Through now a career-best 34 games, Killebrew is batting .327 (35-107) with 11 doubles and 12 RBI. Her dazzling display has put her on base in 26 of 34 appearances and includes a seven-game hitting streak during mid-March. She’s locked in her spot as the everyday third-baseman, earning that coveted third hitter in the order on a gamely basis.
“It’s amazing for me, because it’s felt like such a long time since I’ve had that consistency,” Killebrew said. “Being able to keep it is such a good feeling and gives me confidence from game to game.”
“She did a great job early on,” Waters said. “I think she came out of the gates the first weekend and really left her mark.”
Consistency certainly helped her take on that role.
The Dana Point, Calif. native’s nine multi-hit games is good for third on the team behind former Patriot League All-Conference honorees junior catcher Alex Heinen (13) and senior outfielder Emma Wong (11). She bats third in the lineup behind Heinen and senior shortstop Brittany Younan.
In 2017, injuries forced many players into unfamiliar positions. Now, the team is healthy and everyone is back at their natural defensive spots.
Protected by Younan, Heinen, Wong, 2017 Patriot League Player of the Year Jilee Schanda and multi-year starters Alexa Ponce, Kaitlin Sahlinger and Emily Morrow, Killebrew’s confidence stems off the depth of the lineup. The Terriers currently lead the Patriot League with a .278 average and the squad leads the Patriot League in hits, doubles, triples, RBI and OBP.
“Everyone’s super supportive and I know even if I mess up I have great people around me to pick me up when I’m down and not doing as well as I’d like,” Killebrew said.
Killebrew tore her labrum in her left shoulder diving for a ball during her senior year of high school. Unaware until arriving at BU, she had surgery in the Spring of 2016 to fix the labrum. The shoulder had dislocated countless times before and after surgery, resulting in another surgery.
She was finally cleared to field this spring.
Waters added, “To sit on the sidelines for two years and watch everyone play and finally have the opportunity, I don’t think there was anyone who was going to get in her way. She was fighting for it every single day.”

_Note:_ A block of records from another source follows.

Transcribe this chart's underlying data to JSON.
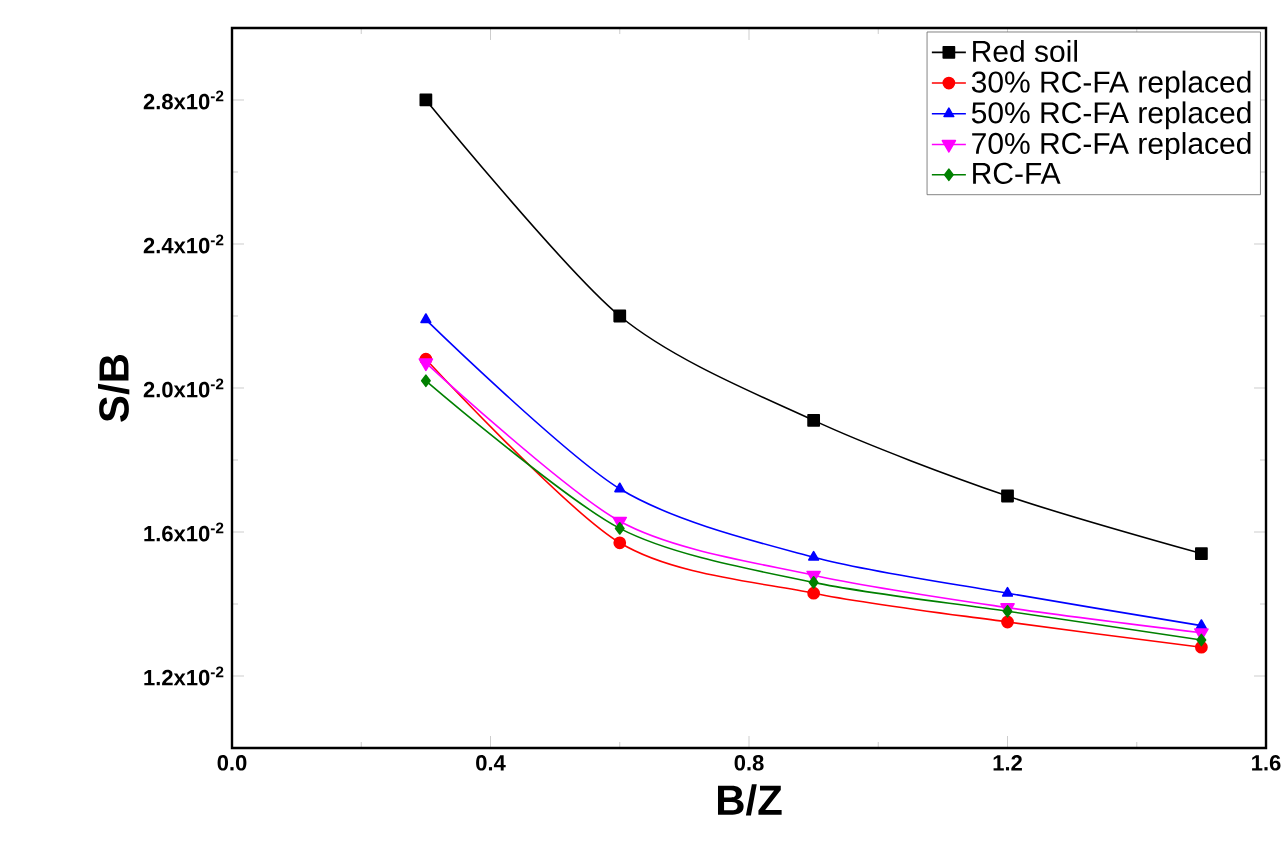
{
  "chart_data": {
    "type": "line",
    "xlabel": "B/Z",
    "ylabel": "S/B",
    "x": [
      0.3,
      0.6,
      0.9,
      1.2,
      1.5
    ],
    "series": [
      {
        "name": "Red soil",
        "color": "#000000",
        "marker": "square",
        "values": [
          0.028,
          0.022,
          0.0191,
          0.017,
          0.0154
        ]
      },
      {
        "name": "30% RC-FA replaced",
        "color": "#ff0000",
        "marker": "circle",
        "values": [
          0.0208,
          0.0157,
          0.0143,
          0.0135,
          0.0128
        ]
      },
      {
        "name": "50% RC-FA replaced",
        "color": "#0000ff",
        "marker": "triangle",
        "values": [
          0.0219,
          0.0172,
          0.0153,
          0.0143,
          0.0134
        ]
      },
      {
        "name": "70% RC-FA replaced",
        "color": "#ff00ff",
        "marker": "triangle-down",
        "values": [
          0.0207,
          0.0163,
          0.0148,
          0.0139,
          0.0132
        ]
      },
      {
        "name": "RC-FA",
        "color": "#008000",
        "marker": "diamond",
        "values": [
          0.0202,
          0.0161,
          0.0146,
          0.0138,
          0.013
        ]
      }
    ],
    "xlim": [
      0,
      1.6
    ],
    "xticks": [
      {
        "value": 0,
        "label": "0.0"
      },
      0.4,
      0.8,
      1.2,
      1.6
    ],
    "ylim": [
      0.01,
      0.03
    ],
    "yticks": [
      {
        "value": 0.012,
        "label": "1.2x10$^{-2}$"
      },
      {
        "value": 0.016,
        "label": "1.6x10$^{-2}$"
      },
      {
        "value": 0.02,
        "label": "2.0x10$^{-2}$"
      },
      {
        "value": 0.024,
        "label": "2.4x10$^{-2}$"
      },
      {
        "value": 0.028,
        "label": "2.8x10$^{-2}$"
      }
    ],
    "grid": false,
    "legend": "top right",
    "line_style": "solid"
  }
}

For Killebrew, her time away from the game cemented her of her passion for it.
“I didn’t realize how much I loved softball until I couldn’t play it, she said. “That experience really drives me to keep going.”
Through the ups and downs of a high-level athlete’s career, Killebrew understood her setbacks were temporary and fighting through them was the only option.
“Injuries don’t define me as a player, everyone has to go through obstacles, so that was just my thing,” Killebrew said. “I’m just grateful for the time that I have now to play the sport that I love.”